Now Clarke starts Major push for Royal Portrush

FIRST he brought the Claret Jug home.

Now Darren Clarke is bringing the world’s best golfers back to Royal Portrush — or as many of them as he can persuade to warm up for the British Open itself on one of the world’s greatest links.

World number two Lee Westwood is actively considering a return to Irish Open action, according to manager Chubby Chandler, after yesterday’s confirmation that the 2012 event will be played over the Dunluce links in June.

Westwood is just one of a number of top players to contact Clarke with regard to the Irish Open’s return to Portrush for the first time since 1947, and its first trip North since 1953.

Such is the lure of the County Antrim links, overlooked by Clarke’s new home, that the Ulster man expects many more BnB requests before the first round on June 28 next.

“I’m not going to name names but some of the biggest players in the game have been on to me since it was confirmed that the Irish Open is coming here to Portrush,” revealed Clarke, although Tiger Woods is tied up at the AT&T tournament in Congressional that week.

“We are talking big names. They have been asking me about the course, accommodation, all sorts of things. I hope some of them at least come and I may be asking for a few favours if I can. That’s how big this tournament can be. The fact it is just three weeks out from the Open at Lytham is a bonus and may persuade them to play. This is a huge day for Irish golf and for Northern Ireland.”

Like many present at yesterday’s launch, Clarke knows the Irish Open could be the forerunner of even greater things to come for a seaside town that welcomes visitors to ‘the home of Major golf’.

“On behalf of Pádraig Harrington, Graeme McDowell, Rory McIlroy and myself, I am very proud knowing how good it is that we have the Irish Open coming to this great golf course,” he added. “We have been singing the praises of Royal Portrush for some time. I have no doubt the course will stand up to the sternest test it can receive at the end of June and I hope the Royal and Ancient will be here and see for themselves that this course is good enough to hold the [British] Open championship.”

Surrounded by dignitaries from both sides of the Irish border yesterday, Clarke was the proudest man in the room as confirmation arrived of the tournament’s cross-border visit ahead of a return to Carton House in 2013.

“It is wonderful to see. I am not a politician but, as everyone knows, Northern Ireland has seen it’s fair share of troubles. We have been through our stretch of the troubles. I was born in 1968, I grew up in a lot of the worst of it but this is such a huge step forward. Sport bridges a lot of things and golf in Ireland has always done this.

“The GUI helped me all the way through my amateur career and it is what it is — the Golfing Union of Ireland. It is not north or south, it is the GUI. In terms of having the Irish Open up here now, it is a huge reflection on how much people have moved our country on. To have an Irish Open at Royal Portrush is fantastic. I hope now that it gets the response from the players and the spectators that the tournament deserves. I’m confident it will.”

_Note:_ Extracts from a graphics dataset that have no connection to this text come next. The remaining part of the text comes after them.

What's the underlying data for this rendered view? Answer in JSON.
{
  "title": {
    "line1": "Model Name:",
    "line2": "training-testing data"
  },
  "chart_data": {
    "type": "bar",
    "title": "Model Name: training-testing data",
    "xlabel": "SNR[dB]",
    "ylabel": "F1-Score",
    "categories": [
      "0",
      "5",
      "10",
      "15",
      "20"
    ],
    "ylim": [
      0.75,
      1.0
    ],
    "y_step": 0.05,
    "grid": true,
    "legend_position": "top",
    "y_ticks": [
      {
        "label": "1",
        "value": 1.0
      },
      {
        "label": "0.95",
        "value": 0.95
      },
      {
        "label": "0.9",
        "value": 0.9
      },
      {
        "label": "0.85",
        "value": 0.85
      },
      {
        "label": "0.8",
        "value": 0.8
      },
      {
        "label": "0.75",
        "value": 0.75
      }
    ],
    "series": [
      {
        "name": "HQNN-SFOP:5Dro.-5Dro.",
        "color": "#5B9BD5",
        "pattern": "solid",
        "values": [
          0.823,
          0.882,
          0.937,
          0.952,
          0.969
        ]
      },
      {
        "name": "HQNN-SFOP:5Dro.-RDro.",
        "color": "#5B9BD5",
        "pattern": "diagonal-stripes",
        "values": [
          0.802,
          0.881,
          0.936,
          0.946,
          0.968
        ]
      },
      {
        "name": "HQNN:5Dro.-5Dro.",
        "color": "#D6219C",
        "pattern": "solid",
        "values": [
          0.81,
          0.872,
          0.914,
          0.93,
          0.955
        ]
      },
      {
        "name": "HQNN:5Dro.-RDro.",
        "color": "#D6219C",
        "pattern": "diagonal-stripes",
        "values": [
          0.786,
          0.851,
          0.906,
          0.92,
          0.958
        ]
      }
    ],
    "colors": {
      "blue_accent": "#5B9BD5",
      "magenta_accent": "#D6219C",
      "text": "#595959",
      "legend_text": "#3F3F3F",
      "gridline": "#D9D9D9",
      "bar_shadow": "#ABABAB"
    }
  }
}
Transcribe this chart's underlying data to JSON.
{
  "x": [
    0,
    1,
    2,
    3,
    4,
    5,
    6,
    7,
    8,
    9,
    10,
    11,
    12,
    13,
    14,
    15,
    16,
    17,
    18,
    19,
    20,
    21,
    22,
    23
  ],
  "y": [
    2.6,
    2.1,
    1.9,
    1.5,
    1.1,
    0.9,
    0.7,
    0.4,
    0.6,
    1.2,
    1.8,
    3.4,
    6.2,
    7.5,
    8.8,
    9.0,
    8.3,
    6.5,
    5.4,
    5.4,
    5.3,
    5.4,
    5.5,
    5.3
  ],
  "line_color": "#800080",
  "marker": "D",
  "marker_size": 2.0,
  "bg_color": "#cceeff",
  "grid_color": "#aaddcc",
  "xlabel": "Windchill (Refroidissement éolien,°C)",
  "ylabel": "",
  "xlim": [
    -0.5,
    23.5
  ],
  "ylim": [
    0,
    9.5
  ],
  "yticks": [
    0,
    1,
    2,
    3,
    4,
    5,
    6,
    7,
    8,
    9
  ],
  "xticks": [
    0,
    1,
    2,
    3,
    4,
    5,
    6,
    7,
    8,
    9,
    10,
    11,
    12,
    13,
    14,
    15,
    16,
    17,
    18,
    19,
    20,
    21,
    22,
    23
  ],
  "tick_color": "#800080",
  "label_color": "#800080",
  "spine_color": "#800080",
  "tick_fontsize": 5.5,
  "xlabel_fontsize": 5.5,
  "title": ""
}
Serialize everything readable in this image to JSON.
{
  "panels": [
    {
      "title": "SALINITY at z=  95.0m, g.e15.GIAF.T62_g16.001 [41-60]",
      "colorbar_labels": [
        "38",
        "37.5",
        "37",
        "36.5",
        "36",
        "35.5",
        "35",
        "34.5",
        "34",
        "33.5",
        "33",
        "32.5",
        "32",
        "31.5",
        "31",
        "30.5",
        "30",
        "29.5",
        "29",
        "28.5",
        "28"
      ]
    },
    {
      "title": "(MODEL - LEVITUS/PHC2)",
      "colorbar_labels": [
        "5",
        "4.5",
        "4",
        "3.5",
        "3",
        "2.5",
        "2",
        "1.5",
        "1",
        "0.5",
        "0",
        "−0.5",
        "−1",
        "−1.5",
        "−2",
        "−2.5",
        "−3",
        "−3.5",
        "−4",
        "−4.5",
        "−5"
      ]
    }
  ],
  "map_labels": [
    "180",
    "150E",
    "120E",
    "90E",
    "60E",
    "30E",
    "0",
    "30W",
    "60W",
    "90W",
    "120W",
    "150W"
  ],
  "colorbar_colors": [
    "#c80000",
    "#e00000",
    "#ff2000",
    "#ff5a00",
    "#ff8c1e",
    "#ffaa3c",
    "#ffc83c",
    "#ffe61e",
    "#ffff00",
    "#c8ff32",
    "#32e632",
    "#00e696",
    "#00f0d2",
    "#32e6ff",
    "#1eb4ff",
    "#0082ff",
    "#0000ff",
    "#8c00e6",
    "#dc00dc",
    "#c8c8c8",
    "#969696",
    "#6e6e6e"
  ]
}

Those who ask his opinion before June will find Clarke wholesome in his praise of the Dunluce links where he fine-tuned his game ahead of his Major win at Sandwich last summer.

“My advice to all the players is simple — this is a course that presents a totally different challenge on every hole,” he said.

“It is one of Harry Colt’s proudest achievements. He favoured Portrush over every other course he designed, even Muirfield. This course requires you to use every club in the bag, which is always the sign of a great golf course. Add that to the links and 40mph winds and this can be the ultimate test.”